Я, кажется, еще не успела рассказать, что однажды, еще в мою бытность известным экстрасенсом, я утратила способность общаться с духами.
Я гадала одной студентке, которая хотела пообщаться с умершим отцом. Она привела с собой мать, обе принесли диктофоны, чтобы потом иметь возможность прослушать все, что происходило во время сеанса. Целых полтора часа я пыталась вызвать его по имени, отчаянно пыталась с ним связаться. Но в голову приходила только одна мысль – что мужчина застрелился.
А дальше – тишина.
(Совсем как сейчас, когда я пытаюсь связаться с мертвыми.)
Я чувствовала себя ужасно. Эти две женщины заплатили за полтора часа, а в результате не получили ничего. И несмотря на то что я предложила вернуть им деньги, как медиум я еще никогда в жизни не чувствовала себя такой беспомощной. Поэтому я извинилась.
Девушка, расстроенная исходом сеанса, разрыдалась и попросила разрешения воспользоваться уборной. Как только она вышла, ее мать (которая во время всего действа в основном молчала) открыла мне тайну, которую не знала дочь.
Ее муж действительно застрелился из пистолета. Он был известным в Северной Каролине баскетбольным тренером, у которого случилась интрижка с одним из парней из его команды. Когда жена об этом узнала, то сказала, что будет настаивать на разводе и разрушит его профессиональную карьеру, если он не заплатит за молчание. Муж отказался, заявив, что по-настоящему полюбил паренька. Тогда жена ответила, что он может оставаться со своим новым возлюбленным, но она отсудит у него все до копейки и расскажет всем, как он с ней поступил. Такова цена любви.
Он спустился в подвал и вышиб себе мозг.
На похоронах, прощаясь с мужем, она прошептала: «Сукин сын! Не надейся, что теперь, когда ты мертв, я прощу тебя. Туда тебе и дорога!»
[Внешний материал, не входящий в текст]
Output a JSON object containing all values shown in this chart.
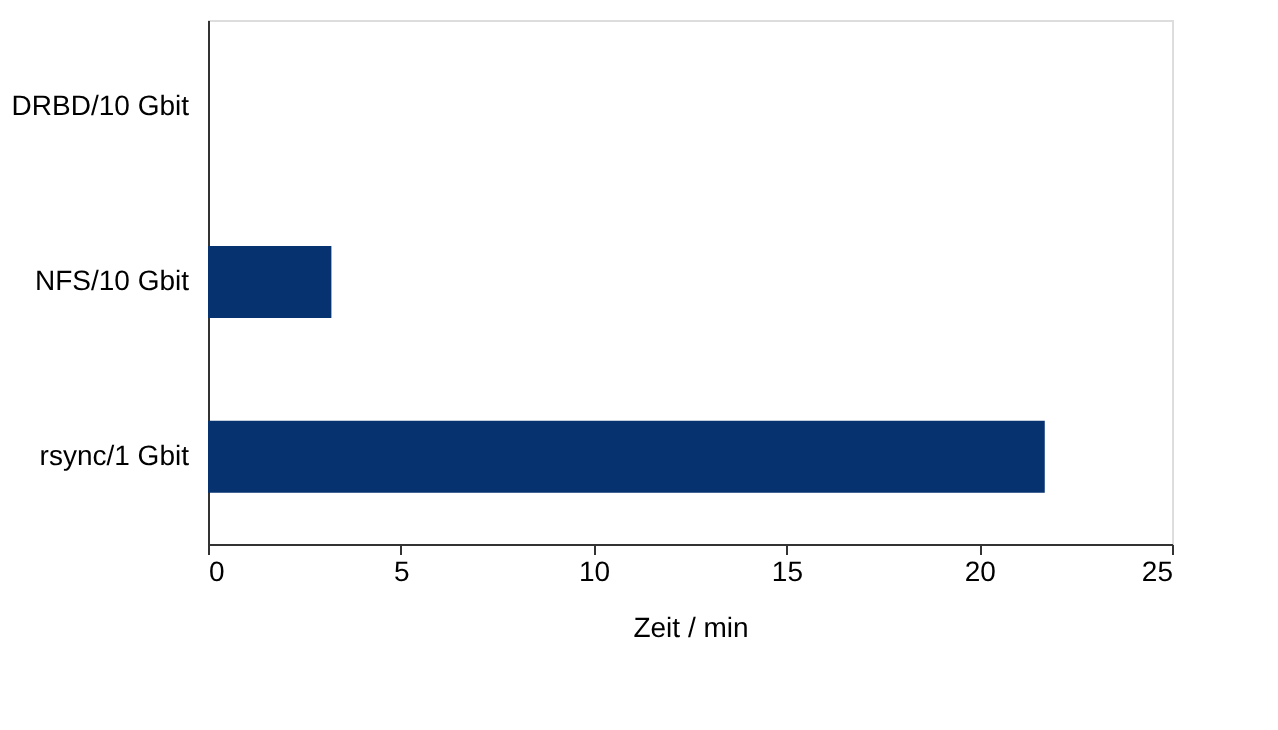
{
  "chart_data": {
    "type": "bar",
    "orientation": "horizontal",
    "xlabel": "Zeit / min",
    "categories": [
      "DRBD/10 Gbit",
      "NFS/10 Gbit",
      "rsync/1 Gbit"
    ],
    "values": [
      0,
      3.2,
      21.7
    ],
    "color": "#06326f",
    "xlim": [
      0,
      25
    ],
    "xticks": [
      0,
      5,
      10,
      15,
      20,
      25
    ],
    "grid": false
  }
}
Через два дня мне перезвонила ее дочь и рассказала, что случилось невероятное. Кассета с записью нашего сеанса была пуста. Хотя мы вели беседу, во время повторного проигрывания слышалось только шипение. Но что еще более странно: то же произошло и с записью, которую делала ее мать.
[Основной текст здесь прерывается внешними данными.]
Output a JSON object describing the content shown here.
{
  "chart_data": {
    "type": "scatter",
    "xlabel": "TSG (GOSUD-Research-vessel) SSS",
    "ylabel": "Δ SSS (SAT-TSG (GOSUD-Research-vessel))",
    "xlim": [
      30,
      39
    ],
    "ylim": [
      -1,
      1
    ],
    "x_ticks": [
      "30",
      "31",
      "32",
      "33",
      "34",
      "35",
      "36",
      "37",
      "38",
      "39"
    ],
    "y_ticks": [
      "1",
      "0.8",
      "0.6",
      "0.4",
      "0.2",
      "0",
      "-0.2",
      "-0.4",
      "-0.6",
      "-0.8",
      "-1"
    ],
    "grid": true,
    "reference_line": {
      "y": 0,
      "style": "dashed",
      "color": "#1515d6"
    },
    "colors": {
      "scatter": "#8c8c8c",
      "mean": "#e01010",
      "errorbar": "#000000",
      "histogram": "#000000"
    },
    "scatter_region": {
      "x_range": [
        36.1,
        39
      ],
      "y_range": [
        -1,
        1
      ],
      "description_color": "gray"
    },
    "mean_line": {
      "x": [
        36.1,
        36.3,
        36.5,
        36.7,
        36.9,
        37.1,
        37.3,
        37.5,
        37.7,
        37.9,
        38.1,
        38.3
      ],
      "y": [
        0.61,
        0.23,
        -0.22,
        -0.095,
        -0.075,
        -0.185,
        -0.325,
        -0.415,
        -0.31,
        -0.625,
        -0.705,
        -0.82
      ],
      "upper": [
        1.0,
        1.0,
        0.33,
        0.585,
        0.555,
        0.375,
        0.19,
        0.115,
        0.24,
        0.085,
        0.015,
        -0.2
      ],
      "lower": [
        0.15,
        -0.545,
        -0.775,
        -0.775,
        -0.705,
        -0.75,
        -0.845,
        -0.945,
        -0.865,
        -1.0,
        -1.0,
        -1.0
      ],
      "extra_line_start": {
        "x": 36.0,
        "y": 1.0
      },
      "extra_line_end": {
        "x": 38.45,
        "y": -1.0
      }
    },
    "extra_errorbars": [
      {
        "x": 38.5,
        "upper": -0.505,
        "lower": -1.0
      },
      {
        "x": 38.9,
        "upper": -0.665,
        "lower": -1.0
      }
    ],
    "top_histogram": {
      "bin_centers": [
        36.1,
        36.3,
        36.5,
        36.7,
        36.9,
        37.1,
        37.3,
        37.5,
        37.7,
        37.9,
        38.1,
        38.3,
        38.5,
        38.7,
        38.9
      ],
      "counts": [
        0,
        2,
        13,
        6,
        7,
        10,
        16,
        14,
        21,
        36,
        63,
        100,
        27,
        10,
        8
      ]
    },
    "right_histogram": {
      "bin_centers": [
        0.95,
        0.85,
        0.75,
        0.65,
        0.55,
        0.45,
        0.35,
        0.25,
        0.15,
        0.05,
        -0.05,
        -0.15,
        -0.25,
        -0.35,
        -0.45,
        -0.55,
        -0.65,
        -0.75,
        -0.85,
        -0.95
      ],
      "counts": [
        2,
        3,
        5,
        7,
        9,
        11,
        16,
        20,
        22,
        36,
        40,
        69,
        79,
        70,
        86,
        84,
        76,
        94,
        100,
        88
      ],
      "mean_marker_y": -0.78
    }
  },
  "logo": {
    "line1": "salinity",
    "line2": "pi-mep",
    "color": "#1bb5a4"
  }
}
Мне стало ясно, что покойный услышал все сказанное женой на похоронах и поймал ее на слове. Она не желала иметь с ним ничего общего, поэтому он решил держаться подальше от нас всех. Всегда.
Разговор с духами – это диалог. Говорить должны двое. Если ты пытаешься изо всех сил, но не выходит, значит, либо дух не хочет общаться, либо экстрасенс не умеет этого делать.
– Это тебе не кран повернуть, – резко отвечаю я, пытаясь отодвинуться от Верджила. – Я не могу это закрыть или открыть.
Мы стоим на стоянке у оптового склада Гордона, пытаясь переварить информацию о самоубийстве Грейс Картрайт. Я ожидала услышать нечто другое. Верджил убежден, что это важный фрагмент головоломки.
– Давай начистоту, – серьезно говорит он. – Уверяю тебя, я очень хочу верить, что экстрасенсорные способности – не пустой звон. Я искренне хочу дать твоему… таланту шанс проявиться. А ты не хочешь даже попытаться?
– Ладно, – раздраженно отвечаю я.
Опираюсь на передний бампер машины, встряхиваю плечи и руки, как это делает пловец на старте, закрываю глаза.
– Ты можешь заниматься этим прямо здесь? – не выдерживает Верджил.
Я приоткрываю левый глаз.
– А разве ты не этого хотел?
Он заливается краской.
– Я думал, что тебе может понадобиться… ну, не знаю… шатер или что-то в этом роде.